Gli alberi in India sono sempre meno. Crescita demografica, apertura al mercato globale e aumento della richiesta di materie prime mettono a repentaglio le foreste e l’ambiente. Anche in India, dove si raccontano miti di dee che sedute sui rami di un albero sacro donano prosperità all’umanità, dove ogni giorno nei templi si offrono fiori e foglie agli dei e dove gli stessi alberi sono percepiti come manifestazioni divine.
Non tutti sono d’accordo, ogni tanto qualcuno alza la voce per dire basta. Talvolta la voce che si sente è una voce di donna – madre natura infondo è femmina anche da questa parte del mondo... Nomi come Arundhati Roy (attivista e scrittrice) e Vandana Shiva (biologa che lavora per la banca dei semi) hanno fatto il giro del mondo. Ma non sono le prime: Chipko, il movimento ambientalista che lanciò la “lotta degli abbracci” degli alberi, annovera molte donne ed è stato il precursore di molte battaglie verdi dei nostri giorni.

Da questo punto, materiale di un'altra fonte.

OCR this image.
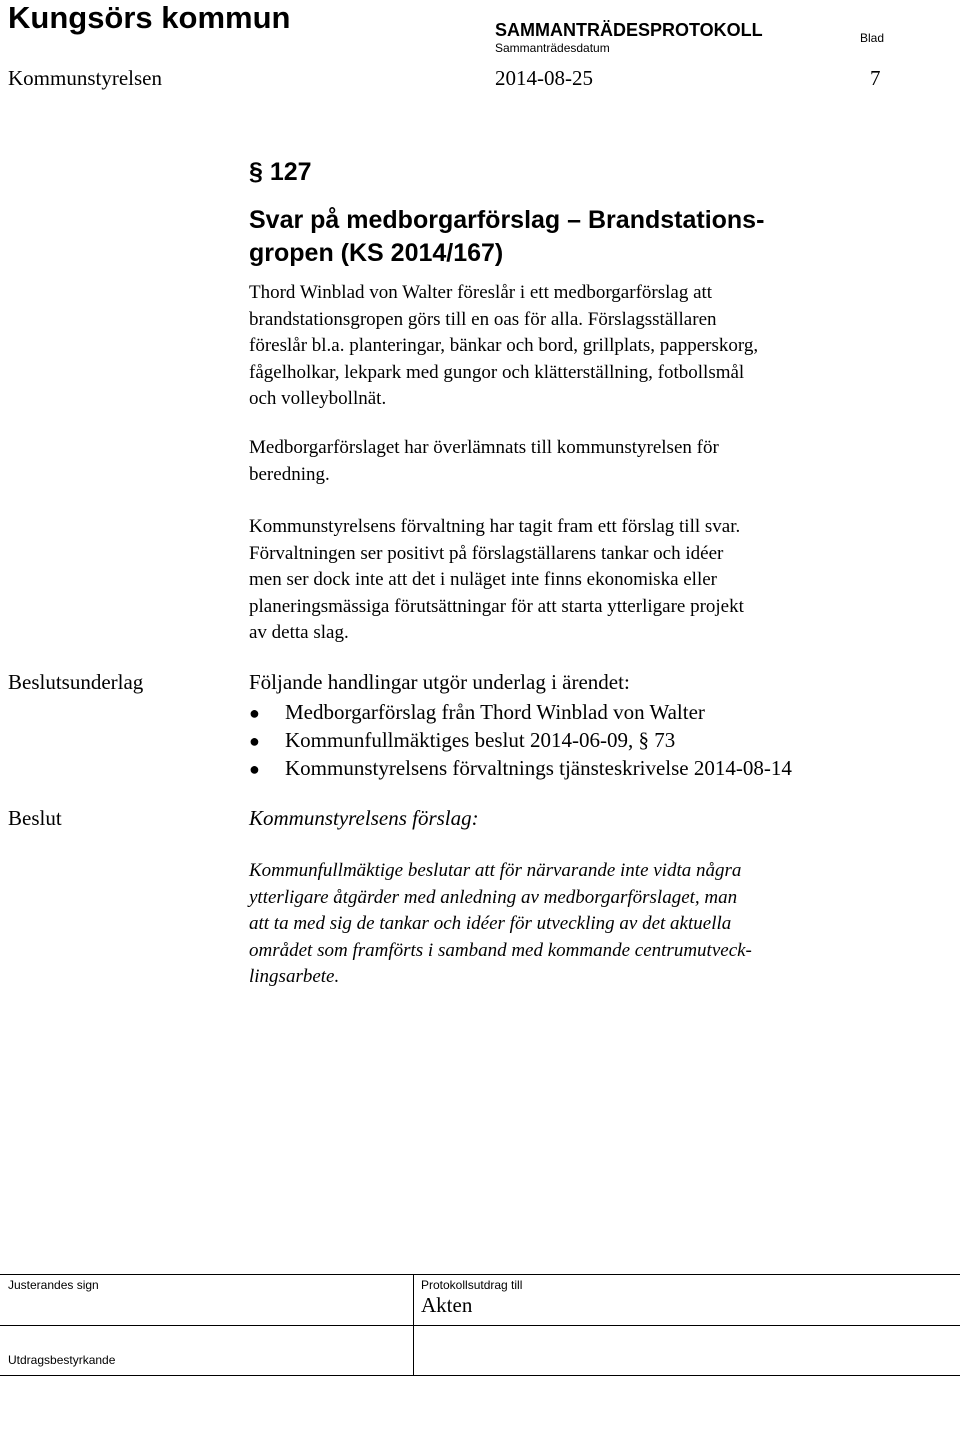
Kungsörs kommun	SAMMANTRÄDESPROTOKOLL
Sammanträdesdatum
Blad
Kommunstyrelsen	2014-08-25	7
§ 127
Svar på medborgarförslag – Brandstations-gropen (KS 2014/167)
Thord Winblad von Walter föreslår i ett medborgarförslag att
brandstationsgropen görs till en oas för alla. Förslagsställaren
föreslår bl.a. planteringar, bänkar och bord, grillplats, papperskorg,
fågelholkar, lekpark med gungor och klätterställning, fotbollsmål
och volleybollnät.
Medborgarförslaget har överlämnats till kommunstyrelsen för
beredning.
Kommunstyrelsens förvaltning har tagit fram ett förslag till svar.
Förvaltningen ser positivt på förslagställarens tankar och idéer
men ser dock inte att det i nuläget inte finns ekonomiska eller
planeringsmässiga förutsättningar för att starta ytterligare projekt
av detta slag.
Beslutsunderlag	Följande handlingar utgör underlag i ärendet:
● Medborgarförslag från Thord Winblad von Walter
● Kommunfullmäktiges beslut 2014-06-09, § 73
● Kommunstyrelsens förvaltnings tjänsteskrivelse 2014-08-14
Beslut	Kommunstyrelsens förslag:
Kommunfullmäktige beslutar att för närvarande inte vidta några
ytterligare åtgärder med anledning av medborgarförslaget, man
att ta med sig de tankar och idéer för utveckling av det aktuella
området som framförts i samband med kommande centrumutveck-
lingsarbete.
Justerandes sign	Protokollsutdrag till
Akten
Utdragsbestyrkande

Tutto iniziò secoli fa, nel 1730 nel Rajasthan governato dai Maharaja, ma le radici del rispetto delle piante sono molto più antiche. Nel XV un guru illuminato stabilì una nuova setta, a cui potevano aderire coloro che credevano in una società più equa e solidale, che rispettasse sia gli uomini che la natura. Guru Jambheshwar stilò 29 regole e nacquero i Bishnoi (bish = 20 noy=9). La terra desertica in cui la maggioranza vive è ricca di alberi e gazzelle e cervi che scorrazzano senza timore vicino alle capanne d’argilla degli uomini (si veda il fotoreport di Franck Vogel). Nel 1730 il Maharaja di Jodhpur stava costruendo un nuovo palazzo –nel rispetto della tradizione secondo cui ogni nuovo regnante deve lasciare ai posteri un capolavoro architettonico a dimostrazione della propria potenza. Il re si ritrovò ad avere bisogno di legna per cuocere la calce. Sapendo che nei villaggi dei Bishnoi gli alberi abbondavano, ordinò ai suoi uomini di andare, tagliare e tornare. Così un martedì mattina gli abitanti di Khejarli si trovarono l’esercito alle porte, con asce in mano. Amrita Devi, una mamma con due figlie, tentò di convincere i soldati a non tagliare gli alberi sacri alla loro religione (uno dei precetti vieta di abbattere gli alberi vivi). Le parole caddero nel vento; allora Amrita abbracciò d’istinto un albero e disse: “Sir santhe runkh rahe to Bhi Sasto Jan” (liberalmente tradotto: una testa tagliata costa meno di un albero abbattuto). La storia non finisce bene. I soldati, molto ligi al proprio dovere, decapitarono la donna e gli altri 362 bishnoi che la emularono, tagliarono gli alberi e tornarono dal Maharaja. Il re si pentì e promise di non tagliare più alcuna pianta in terra bishnoi (ogni anno tra agosto e settembre si celebra un festival in onore dei coraggiosi martiri). Era nato il movimento Chipko.
Secoli dopo la storia si ripeté in Uttara Khand, la regione montuosa himalayana colpita da una terribile alluvione lo scorso giugno. Era l’anno 1973, passata era l’epoca dei maharaja. Questa volta a essere muniti di asce e seghe erano operai al servizio di un impresario. Un’altra temeraria donna-Gaura Devi- memore della storia delle donne bishnoi, abbracciò un albero sfidando a passare sul suo cadavere per poter procedere al disboscamento e le sua compaesane la imitarono. La storia, fortunatamente, questa volta è a lieto fine: gli operai si fermarono; la foresta, lo stile di vita e le risorse della gente di montagna erano salve.
Da allora il movimento chipko ha preso piede, portato avanti da uomini e donne. I successi ci sono stati, le sconfitte non sono mancate: un abbraccio non salva il pianeta, ma l’immagine è poetica e, innegabilmente, potente.